La volonté de la France d’accélérer le processus de paix en Libye est compréhensible, mais en l’absence d’un minimum de sécurité et de consensus national et régional, des élections en décembre risquent d’aggraver la crise et de créer des tensions avec plusieurs acteurs régionaux et européens

Depuis l’accord de Paris, conclu à l’Élysée en mai dernier entre les protagonistes de la crise libyenne, la diplomatie française fait pression sur les différents acteurs pour la tenue d’élections, le 10 décembre 2018, pour un référendum constitutionnel. Pourtant, la réalité du terrain invite à se poser des questions quant à la viabilité de telles élections et à leur impact sur la gestion de la crise libyenne.

Sept ans après l’effondrement du régime de Mouammar Kadhafi, la Libye vit une situation de chaos politique et sécuritaire. Le pays peine à retrouver la stabilité et à refonder un pouvoir central légitime, capable d’imposer son autorité sur l’ensemble du territoire et de reconstruire le pays au plan économique, social et sécuritaire.



Les miliciens fidèles au Gouvernement d’union nationale (GNA), célèbrent leurs progrès sur le terrain dans le sud de Tripoli le 25 septembre 2018. Les combats près de la capitale ont tué plus de 100 personnes depuis la fin août (AFP)

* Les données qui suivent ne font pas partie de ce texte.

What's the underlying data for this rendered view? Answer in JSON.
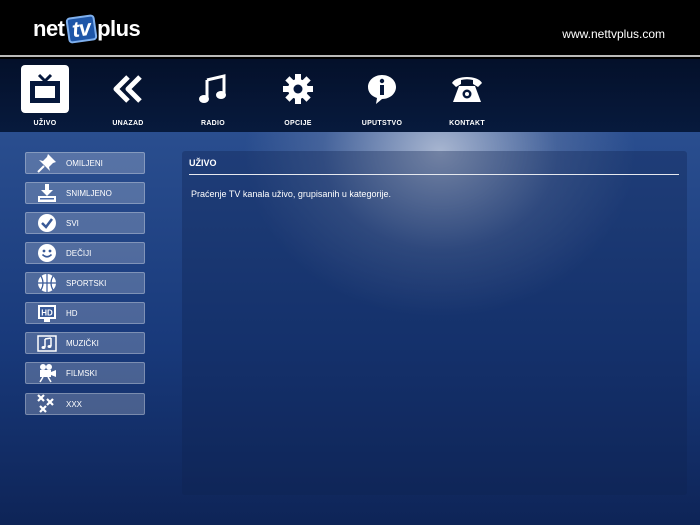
{
  "header": {
    "logo": {
      "part1": "net",
      "part2": "tv",
      "part3": "plus"
    },
    "site_url": "www.nettvplus.com"
  },
  "nav": {
    "items": [
      {
        "label": "UŽIVO",
        "icon": "tv-icon",
        "active": true
      },
      {
        "label": "UNAZAD",
        "icon": "rewind-icon"
      },
      {
        "label": "RADIO",
        "icon": "music-note-icon"
      },
      {
        "label": "OPCIJE",
        "icon": "gear-icon"
      },
      {
        "label": "UPUTSTVO",
        "icon": "info-bubble-icon"
      },
      {
        "label": "KONTAKT",
        "icon": "phone-icon"
      }
    ]
  },
  "sidebar": {
    "items": [
      {
        "label": "OMILJENI",
        "icon": "pushpin-icon"
      },
      {
        "label": "SNIMLJENO",
        "icon": "download-tray-icon"
      },
      {
        "label": "SVI",
        "icon": "check-circle-icon"
      },
      {
        "label": "DEČIJI",
        "icon": "smiley-icon"
      },
      {
        "label": "SPORTSKI",
        "icon": "basketball-icon"
      },
      {
        "label": "HD",
        "icon": "hd-icon"
      },
      {
        "label": "MUZIČKI",
        "icon": "music-notes-icon"
      },
      {
        "label": "FILMSKI",
        "icon": "movie-camera-icon"
      },
      {
        "label": "XXX",
        "icon": "xxx-icon"
      }
    ]
  },
  "panel": {
    "title": "UŽIVO",
    "description": "Praćenje TV kanala uživo, grupisanih u kategorije."
  }
}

La Libye est divisée entre deux gouvernements issus de factions rivales qui se disputent le pouvoir central. À Tripoli, siège le Gouvernement d’union nationale (GNA) que dirige Fayez al-Sarraj. Il est issu de l’accord interlibyen à Skhirat (Maroc) signé en décembre 2015 sous l’égide de l’ONU qui le reconnaît comme seul gouvernement légitime de la Libye.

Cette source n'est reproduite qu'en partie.